Please forgive the shoddy pictures.
I use basic integration to prove that Area Under ROC and % of Concordant pairs are the same. I am adding a description below each illustration to make the understanding clear.
Figure 1 contains the distribution of 0's and 1's , $x(c), y(c)$ respectively. The cutoff $c$ is represented on the X-axis.
Figure 2 contains the distribution of ROC curve. The sensitivity is $Y$ and the (1-specificity) is $X$
In the above picture, we begin by counting the total number of concordant pairs. The number of concordant pairs, for a given $x(c)dc$ number of 1's, is given by $[x(c)dc]*[\int_0^c y(c)]$.
So, the total number of concordant pairs is found by integrating the above expression from 0 to 1, i.e. $\int_0^1[x(c)*[\int_0^c y(c)]]dc$
Proportion of concordant pairs is found by ${(\int_0^1[x(c)*[\int_0^c y(c)]]dc) \over ((\int_0^1 x(c)dc)*(\int_0^1 y(c)dc))} \tag{1}\label{1} $
Now we turn to the ROC plot. For a given cutoff $c$, we obtain the specificity ($1-X$) by
${\int_0^c y(c)dc \over \int_0^1 y(c)dc} $.

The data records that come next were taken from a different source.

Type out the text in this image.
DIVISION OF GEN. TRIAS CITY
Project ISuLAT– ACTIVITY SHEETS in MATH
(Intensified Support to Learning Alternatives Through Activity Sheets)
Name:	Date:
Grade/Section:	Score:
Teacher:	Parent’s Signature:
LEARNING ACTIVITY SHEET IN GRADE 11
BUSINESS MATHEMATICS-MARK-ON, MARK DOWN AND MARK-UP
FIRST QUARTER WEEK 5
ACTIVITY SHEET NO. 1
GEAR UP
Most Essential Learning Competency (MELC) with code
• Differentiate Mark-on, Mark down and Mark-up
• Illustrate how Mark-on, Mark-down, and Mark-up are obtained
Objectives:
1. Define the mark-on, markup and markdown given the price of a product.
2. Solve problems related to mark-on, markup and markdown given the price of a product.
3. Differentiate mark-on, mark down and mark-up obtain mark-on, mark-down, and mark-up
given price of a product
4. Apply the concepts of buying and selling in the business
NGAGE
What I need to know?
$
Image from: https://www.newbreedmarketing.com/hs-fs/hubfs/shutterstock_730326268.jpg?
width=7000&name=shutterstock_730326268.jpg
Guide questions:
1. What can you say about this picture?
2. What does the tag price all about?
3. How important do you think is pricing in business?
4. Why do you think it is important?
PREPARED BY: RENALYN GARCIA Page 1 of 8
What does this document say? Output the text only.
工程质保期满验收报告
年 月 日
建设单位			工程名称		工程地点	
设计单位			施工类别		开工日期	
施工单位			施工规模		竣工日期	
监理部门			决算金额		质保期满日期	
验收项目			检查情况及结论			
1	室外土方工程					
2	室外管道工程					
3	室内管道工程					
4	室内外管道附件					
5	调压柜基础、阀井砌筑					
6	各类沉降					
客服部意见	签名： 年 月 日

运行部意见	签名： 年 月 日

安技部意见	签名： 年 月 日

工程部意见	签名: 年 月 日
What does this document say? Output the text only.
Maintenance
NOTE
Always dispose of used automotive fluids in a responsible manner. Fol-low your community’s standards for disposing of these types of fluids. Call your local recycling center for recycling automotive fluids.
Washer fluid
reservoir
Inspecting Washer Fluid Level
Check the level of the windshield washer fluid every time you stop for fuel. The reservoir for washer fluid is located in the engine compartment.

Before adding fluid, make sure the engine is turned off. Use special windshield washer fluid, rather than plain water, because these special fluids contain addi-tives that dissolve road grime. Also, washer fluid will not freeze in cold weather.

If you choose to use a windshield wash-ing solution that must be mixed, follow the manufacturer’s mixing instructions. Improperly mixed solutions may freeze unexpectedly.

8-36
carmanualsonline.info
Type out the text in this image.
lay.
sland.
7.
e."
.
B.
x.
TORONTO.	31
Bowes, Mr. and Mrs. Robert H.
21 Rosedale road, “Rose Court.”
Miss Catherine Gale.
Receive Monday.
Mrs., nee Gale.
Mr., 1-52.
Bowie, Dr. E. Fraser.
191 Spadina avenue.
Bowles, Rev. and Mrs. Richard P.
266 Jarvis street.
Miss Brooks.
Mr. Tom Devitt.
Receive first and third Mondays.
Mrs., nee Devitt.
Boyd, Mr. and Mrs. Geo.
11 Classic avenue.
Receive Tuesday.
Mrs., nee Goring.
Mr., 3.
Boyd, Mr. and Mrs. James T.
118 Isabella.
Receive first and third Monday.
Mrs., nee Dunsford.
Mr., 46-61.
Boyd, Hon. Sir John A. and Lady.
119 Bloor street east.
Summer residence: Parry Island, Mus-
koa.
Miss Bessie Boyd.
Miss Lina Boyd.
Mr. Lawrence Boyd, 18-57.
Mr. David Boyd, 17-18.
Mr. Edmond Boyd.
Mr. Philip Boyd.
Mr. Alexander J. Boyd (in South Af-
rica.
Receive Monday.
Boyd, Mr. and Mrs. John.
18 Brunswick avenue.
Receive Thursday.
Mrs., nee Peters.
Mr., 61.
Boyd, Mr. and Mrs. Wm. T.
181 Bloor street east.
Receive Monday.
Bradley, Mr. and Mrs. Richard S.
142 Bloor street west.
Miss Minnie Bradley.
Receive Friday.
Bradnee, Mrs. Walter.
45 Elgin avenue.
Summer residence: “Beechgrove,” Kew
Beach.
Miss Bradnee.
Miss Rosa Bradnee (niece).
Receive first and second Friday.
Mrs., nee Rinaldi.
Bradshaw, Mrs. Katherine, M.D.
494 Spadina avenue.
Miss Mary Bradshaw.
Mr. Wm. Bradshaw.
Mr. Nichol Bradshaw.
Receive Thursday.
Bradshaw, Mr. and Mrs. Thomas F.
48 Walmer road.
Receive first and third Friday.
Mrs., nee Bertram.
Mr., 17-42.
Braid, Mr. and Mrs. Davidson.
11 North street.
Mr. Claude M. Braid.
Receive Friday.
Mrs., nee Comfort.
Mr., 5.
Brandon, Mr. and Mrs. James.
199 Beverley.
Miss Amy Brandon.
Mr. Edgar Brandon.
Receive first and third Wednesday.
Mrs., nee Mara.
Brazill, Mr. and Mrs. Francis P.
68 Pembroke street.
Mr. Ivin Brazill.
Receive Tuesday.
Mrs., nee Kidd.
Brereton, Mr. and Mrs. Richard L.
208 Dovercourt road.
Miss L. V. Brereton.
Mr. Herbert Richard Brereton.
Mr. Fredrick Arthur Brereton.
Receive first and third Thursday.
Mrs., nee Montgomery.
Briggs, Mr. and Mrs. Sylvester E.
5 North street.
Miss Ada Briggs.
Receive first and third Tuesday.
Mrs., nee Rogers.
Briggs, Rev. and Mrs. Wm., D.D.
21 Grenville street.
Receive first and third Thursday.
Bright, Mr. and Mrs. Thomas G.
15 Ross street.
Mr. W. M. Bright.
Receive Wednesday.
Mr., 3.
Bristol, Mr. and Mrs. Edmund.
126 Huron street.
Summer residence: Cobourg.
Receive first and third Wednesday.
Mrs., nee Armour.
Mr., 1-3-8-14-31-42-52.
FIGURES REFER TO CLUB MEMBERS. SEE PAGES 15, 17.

We obtain $dX = {y(c)dc \over \int_0^1 y(c)dc} $. As $X$ varies from 0 to 1, $c$ varies from 1 to 0.
Similarly, we obtain the expression for Sensitivity. And we go on to get the area under ROC = $\frac{[\int_0^1[\int_0^1 x dc] y dc]}{(\int_0^1 x(c)dc)(\int_0^1 y(c)dc)} \tag{2}\label{2}$
Now we have to show that the numerators of (1) and (2) are the same. This can be easily shown by using integration by parts.